George Orwell book review: misogynist?

WARNING: this review will contain some minor spoilers. I can’t discuss what I want to discuss without them, although I promise I am not giving away anything major about the plot or ending.

Ever since I read The Handmaid’s Tale during my senior year of college, I have loved dystopian fiction. The Handmaid’s Tale introduced me to an entire genre that could help me process my own angst about modern day politics and the state of the world. 1984 is often ranked as one of the most quintessential books in the genre. But while I was reading 1984, I couldn’t look past the main character’s attitude toward women. Eventually, I found myself questioning whether the attitude belonged to the character, or to the author himself.

About 50 pages in, I realized I had actually tried to read this book before, but had stopped when I hit this line:

“[Winston] disliked nearly all women, and especially the young and pretty ones, who were the most bigoted adherents of the Party, the swallowers of slogans, the amateur spies and nosers-out of unorthodoxy” (page 56).

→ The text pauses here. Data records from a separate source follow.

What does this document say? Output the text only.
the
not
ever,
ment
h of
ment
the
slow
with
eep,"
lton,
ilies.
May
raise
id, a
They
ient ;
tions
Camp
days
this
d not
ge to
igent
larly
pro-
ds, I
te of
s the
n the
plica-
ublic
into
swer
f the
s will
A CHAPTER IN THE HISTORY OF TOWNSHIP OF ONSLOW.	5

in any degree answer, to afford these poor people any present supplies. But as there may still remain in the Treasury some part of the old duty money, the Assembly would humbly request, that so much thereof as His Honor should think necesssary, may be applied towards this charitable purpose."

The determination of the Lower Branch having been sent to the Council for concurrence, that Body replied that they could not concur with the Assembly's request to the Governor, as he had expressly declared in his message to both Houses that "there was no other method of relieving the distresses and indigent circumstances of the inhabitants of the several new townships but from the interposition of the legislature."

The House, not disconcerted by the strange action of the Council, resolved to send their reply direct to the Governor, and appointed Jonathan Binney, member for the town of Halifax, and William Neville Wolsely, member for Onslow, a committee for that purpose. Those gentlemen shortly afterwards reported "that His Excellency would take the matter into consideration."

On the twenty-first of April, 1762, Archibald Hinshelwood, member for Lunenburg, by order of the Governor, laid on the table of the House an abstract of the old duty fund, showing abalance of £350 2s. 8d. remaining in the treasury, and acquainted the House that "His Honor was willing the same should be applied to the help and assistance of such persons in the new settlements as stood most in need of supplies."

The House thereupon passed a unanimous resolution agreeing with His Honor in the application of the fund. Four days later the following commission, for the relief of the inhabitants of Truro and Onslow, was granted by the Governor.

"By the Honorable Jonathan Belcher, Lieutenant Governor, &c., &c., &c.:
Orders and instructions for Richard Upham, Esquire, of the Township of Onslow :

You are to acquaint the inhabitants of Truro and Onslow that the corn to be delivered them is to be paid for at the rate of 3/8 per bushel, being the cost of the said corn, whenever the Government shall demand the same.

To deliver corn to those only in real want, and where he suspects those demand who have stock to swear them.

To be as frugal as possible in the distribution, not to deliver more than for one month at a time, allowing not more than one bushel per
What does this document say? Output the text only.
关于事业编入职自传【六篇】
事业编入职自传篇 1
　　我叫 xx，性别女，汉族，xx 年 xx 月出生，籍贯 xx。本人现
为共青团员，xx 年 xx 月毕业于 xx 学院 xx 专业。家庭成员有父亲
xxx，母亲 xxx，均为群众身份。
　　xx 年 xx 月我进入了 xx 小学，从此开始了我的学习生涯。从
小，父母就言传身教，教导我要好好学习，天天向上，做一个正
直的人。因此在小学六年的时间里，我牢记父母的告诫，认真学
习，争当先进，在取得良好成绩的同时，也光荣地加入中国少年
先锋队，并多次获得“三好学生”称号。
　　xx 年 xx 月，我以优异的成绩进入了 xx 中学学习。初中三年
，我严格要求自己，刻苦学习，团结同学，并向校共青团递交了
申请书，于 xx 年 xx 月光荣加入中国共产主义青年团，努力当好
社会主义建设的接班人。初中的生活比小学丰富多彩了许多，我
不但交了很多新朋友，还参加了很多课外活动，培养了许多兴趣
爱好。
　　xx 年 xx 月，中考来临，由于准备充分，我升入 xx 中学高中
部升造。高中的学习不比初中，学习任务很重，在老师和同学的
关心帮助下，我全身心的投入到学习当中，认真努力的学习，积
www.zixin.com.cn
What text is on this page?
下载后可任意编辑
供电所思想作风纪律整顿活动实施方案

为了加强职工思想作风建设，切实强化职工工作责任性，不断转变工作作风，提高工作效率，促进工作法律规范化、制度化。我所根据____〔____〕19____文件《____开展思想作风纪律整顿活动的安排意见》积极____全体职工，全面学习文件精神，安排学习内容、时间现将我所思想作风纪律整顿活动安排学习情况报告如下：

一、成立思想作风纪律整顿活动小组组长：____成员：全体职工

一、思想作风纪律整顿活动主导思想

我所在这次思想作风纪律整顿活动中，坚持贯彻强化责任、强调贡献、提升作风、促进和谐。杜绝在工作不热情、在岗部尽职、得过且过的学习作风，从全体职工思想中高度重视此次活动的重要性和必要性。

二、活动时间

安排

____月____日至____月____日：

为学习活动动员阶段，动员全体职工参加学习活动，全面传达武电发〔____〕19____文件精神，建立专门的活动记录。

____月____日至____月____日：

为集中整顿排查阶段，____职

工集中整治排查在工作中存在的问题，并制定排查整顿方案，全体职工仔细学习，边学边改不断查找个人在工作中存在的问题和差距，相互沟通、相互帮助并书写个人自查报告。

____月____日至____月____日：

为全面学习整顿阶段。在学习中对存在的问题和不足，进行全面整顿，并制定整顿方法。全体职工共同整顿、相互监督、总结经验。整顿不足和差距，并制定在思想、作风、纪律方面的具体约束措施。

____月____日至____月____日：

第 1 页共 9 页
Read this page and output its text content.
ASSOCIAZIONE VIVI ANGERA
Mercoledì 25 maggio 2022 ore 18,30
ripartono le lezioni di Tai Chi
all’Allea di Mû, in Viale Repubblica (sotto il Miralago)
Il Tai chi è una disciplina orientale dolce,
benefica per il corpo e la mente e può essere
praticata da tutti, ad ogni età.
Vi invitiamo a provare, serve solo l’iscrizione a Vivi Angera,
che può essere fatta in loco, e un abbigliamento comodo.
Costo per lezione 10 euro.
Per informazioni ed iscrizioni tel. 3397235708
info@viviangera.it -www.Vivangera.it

The first time I read it, this just didn’t sit right with me. Clearly this perspective is the fictional character’s, but it’s so blunt, so resolute, so assertive, I just felt uncomfortable reading it. But this time, I forced myself to push through, hoping that further reading would show me this perspective really was just the character’s, and not the author’s.

Having finished the book now though, I’m not convinced it’s the character’s. Although the particular woman (Julia) who Winston was describing on page 56 does turn out to be…slightly more complex, I found that the women in Orwell’s novel were mainly bucketed into two limited, two-dimensional personas:

  1. Uneducated and promiscuous. Example: all of the female “proles” described in the novel. In one scene, Winston observes a couple of them “disgustedly” (page 124).

  2. Educated but ignorant. Example: Katherine, Winston’s estranged wife. Winston says that Katherine “had without exception the most stupid, vulgar, empty mind that he has ever encountered” (page 122).

It’s true the main female character in the book, Julia, does not fit cleanly into one of those two buckets, but she contains elements of both and not much else. She is educated, but ignorant because she gets “bored and confused” during discussions about politics. While she doesn’t subscribe to the Party’s beliefs, she is still blindly obedient to Winston. There is not much else to her character — essentially everything she says and does in the entire novel can be described by these characteristics and traits.

A literature reviewer I found on Medium named Meia wrote an excellent essay on misogyny in 1984. Meia writes that throughout the novel, it’s difficult to distinguish whether misogynistic views are coming from the character or from the author himself. But she points out that the appendix to the novel (which is about the language spoken in Oceania), is not written from Winston’s perspective, but from a fictional historian’s, and it still contains misogynistic language:

“Oppression of women, thus, is actually described in Party doctrine. That is why it is strange that while the whole story is about criticizing the Party doctrine, oppression of women is [consistently] left out. Did the narrator simply not notice, as his own misogyny is too deeply ingrained to find it odd?” (Meia)

This, for me, is what convinced me that this worldview comes from Orwell himself. What makes me sad is that this book is considered a canonical piece of literature, but I don’t ever hear misogyny mentioned when it’s discussed. If I had read this when I was a teenager, I am certain I wouldn’t have had the life experience or perspective to recognize the sexism in the novel. I would have definitely internalized it.

Don’t get me wrong. I don’t think we should write off 1984 or ban it from schools. I found it to be a well written and fascinating dystopian novel. I think Orwell is a master at world building in a way that many modern day authors struggle to emulate. And I’m glad I read it because 1984 offered me interesting insight into the political dynamics of the 20th century.

I just hope that for any middle school or high school students who read this in class, it’s taught in context. And I hope that more adults who read it and talk about it and write about it at least acknowledge that it represents some flawed perspectives instead of just lauding it as the greatest dystopian novel of all time.